Show that the operator norm is submultiplicative
We had in our lecture on numerical analysis the following: Let $\mathrm{Lin}(X,Y)$ be the set of all linear maps $X\rightarrow Y$. Let $A\in\mathrm{Lin}(\mathbb R^l,\mathbb R^n)$ and $B\in\mathrm{Lin}(\mathbb R^n,\mathbb R^m)$ and $\|C\|_{op}:=\max_{\|x\|\leq1}\|C(x)\|$.
Then our lecturer followed $\|A\circ B\|_{op}\leq\|A\|_{op}\cdot\|B\|_{op}$. So he didn't prove it and so I've tried it by my own.
My attempt:
$$\begin{aligned} \|A\circ B\|_{\mathrm{op}} &= \max_{\|x\| < 1}\|(A \circ B)(x)\| \\ & \leq \max_{\|x\| < 1} \|A\|_{\mathrm{op}} \|B(x)\| \\ &= \|A\|_{\mathrm{op}} \max_{\|x\|\leq1}\|B(x)\|\\ &= \|A\|_{\mathrm{op}}\|B\|_{\mathrm{op}} \end{aligned}$$
But this seems too easy. I am really interested in a nice proof so anybody could help? Thanks a lot!

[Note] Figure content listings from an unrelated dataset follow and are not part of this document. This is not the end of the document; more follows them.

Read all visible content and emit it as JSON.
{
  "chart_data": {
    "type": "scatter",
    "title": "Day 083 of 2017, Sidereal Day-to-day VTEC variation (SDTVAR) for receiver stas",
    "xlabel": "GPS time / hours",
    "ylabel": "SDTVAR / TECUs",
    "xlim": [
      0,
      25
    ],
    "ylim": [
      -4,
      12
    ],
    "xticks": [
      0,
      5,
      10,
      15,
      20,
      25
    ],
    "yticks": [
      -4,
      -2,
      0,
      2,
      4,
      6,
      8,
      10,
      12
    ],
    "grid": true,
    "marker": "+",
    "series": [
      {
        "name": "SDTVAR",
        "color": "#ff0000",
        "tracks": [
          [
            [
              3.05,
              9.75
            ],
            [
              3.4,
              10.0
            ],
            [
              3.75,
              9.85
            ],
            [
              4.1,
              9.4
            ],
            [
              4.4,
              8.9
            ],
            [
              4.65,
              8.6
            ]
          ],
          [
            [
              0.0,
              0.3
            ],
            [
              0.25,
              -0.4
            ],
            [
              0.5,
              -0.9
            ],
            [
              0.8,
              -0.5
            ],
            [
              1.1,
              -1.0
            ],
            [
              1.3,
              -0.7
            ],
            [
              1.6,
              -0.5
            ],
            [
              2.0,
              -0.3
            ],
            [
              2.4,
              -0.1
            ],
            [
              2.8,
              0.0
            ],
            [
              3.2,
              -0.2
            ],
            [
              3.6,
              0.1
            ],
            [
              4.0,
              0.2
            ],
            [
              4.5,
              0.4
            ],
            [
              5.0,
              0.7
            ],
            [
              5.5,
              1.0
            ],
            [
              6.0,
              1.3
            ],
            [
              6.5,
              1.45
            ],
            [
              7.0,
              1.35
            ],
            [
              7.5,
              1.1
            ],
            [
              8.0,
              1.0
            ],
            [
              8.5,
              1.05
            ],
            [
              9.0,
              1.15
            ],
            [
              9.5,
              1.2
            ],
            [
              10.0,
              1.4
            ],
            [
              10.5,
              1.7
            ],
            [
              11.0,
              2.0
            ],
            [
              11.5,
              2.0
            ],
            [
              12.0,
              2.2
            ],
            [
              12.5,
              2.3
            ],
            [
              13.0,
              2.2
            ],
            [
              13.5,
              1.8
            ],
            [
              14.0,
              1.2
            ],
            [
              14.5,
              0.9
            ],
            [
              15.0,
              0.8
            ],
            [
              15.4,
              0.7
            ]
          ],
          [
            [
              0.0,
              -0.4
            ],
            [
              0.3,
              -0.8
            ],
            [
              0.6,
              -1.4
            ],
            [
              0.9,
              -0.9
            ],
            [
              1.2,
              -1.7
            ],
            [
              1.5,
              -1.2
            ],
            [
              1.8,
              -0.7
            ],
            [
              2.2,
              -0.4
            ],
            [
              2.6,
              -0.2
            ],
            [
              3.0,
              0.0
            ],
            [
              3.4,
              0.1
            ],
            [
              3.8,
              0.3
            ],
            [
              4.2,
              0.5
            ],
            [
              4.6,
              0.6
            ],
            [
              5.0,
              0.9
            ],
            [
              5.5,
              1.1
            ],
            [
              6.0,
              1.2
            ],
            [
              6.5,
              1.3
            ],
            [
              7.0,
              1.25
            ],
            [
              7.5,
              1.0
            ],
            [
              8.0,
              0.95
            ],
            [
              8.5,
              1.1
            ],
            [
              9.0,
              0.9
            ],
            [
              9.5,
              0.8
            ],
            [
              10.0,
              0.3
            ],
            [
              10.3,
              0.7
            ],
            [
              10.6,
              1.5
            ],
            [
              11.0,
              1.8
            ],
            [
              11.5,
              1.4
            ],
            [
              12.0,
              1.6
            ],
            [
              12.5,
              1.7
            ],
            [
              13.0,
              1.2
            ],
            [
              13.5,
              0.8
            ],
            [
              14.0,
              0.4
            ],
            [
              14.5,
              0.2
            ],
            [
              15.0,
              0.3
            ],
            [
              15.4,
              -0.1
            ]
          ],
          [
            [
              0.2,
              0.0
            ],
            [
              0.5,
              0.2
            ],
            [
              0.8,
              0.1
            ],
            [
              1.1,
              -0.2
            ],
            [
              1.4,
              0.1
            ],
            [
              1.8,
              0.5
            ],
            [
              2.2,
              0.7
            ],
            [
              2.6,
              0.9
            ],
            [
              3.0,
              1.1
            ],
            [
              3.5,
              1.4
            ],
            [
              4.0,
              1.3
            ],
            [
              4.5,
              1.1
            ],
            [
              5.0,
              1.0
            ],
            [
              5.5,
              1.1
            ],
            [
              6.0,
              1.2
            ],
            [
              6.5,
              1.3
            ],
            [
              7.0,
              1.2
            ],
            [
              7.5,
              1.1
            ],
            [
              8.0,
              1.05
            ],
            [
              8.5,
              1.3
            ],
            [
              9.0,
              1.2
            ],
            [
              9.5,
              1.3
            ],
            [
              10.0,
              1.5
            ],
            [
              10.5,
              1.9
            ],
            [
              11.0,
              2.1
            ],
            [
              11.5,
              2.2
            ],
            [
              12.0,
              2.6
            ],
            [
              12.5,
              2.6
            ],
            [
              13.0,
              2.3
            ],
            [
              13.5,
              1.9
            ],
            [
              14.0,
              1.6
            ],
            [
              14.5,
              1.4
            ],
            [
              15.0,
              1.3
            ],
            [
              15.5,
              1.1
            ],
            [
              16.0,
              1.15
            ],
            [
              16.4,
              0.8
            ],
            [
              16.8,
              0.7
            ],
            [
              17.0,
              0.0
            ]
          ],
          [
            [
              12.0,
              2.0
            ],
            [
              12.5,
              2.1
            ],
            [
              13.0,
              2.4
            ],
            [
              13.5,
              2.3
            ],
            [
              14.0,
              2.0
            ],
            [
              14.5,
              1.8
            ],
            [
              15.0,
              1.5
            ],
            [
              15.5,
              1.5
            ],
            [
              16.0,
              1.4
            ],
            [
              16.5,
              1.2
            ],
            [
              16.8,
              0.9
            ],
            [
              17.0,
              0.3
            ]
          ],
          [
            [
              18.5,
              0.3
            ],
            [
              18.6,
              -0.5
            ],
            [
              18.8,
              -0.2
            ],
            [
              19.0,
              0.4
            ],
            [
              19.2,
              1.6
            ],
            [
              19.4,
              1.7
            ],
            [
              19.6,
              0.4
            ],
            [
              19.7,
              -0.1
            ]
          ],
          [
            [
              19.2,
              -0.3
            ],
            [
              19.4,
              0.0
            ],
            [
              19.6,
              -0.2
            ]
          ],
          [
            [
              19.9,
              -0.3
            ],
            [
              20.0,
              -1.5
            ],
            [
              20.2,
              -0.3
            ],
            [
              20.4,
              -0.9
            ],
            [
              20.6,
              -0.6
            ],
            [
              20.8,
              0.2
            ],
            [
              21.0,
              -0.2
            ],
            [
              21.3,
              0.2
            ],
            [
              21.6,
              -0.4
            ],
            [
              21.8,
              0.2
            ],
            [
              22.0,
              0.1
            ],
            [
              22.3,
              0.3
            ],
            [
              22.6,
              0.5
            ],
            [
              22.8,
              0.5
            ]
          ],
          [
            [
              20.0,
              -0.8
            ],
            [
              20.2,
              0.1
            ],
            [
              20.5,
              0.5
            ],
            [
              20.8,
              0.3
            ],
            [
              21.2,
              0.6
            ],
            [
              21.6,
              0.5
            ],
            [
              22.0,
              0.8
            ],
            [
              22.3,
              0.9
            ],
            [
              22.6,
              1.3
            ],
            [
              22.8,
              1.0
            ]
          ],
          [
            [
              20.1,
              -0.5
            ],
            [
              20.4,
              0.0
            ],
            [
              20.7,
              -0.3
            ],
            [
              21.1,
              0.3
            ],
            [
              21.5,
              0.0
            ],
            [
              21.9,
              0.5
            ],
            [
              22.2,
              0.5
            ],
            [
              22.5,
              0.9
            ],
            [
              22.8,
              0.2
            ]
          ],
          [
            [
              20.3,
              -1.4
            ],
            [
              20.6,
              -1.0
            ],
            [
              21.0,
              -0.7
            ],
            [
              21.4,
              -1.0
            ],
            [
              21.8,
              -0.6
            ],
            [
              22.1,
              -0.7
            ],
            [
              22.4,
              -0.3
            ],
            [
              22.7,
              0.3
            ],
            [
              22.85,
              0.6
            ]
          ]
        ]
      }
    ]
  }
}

$$ ||AB||=\max_{x \ne 0} \frac{||ABx||}{||x||}=\max_{Bx \ne 0}\frac{||ABx|| }{||x||} =\max_{ Bx\ne 0}\frac{||ABx||}{||Bx||} \frac{||Bx||}{||x||}\le \max_{y \ne 0} \frac{||Ay||}{||y||} \max_{x \ne 0} \frac{||Bx||}{||x||} $$ It shows that: $$ ||AB||\le ||A|| ||B|| $$
This is strange to look for a nicer proof for such a simple problem. Your solution is correct and as short as it could be.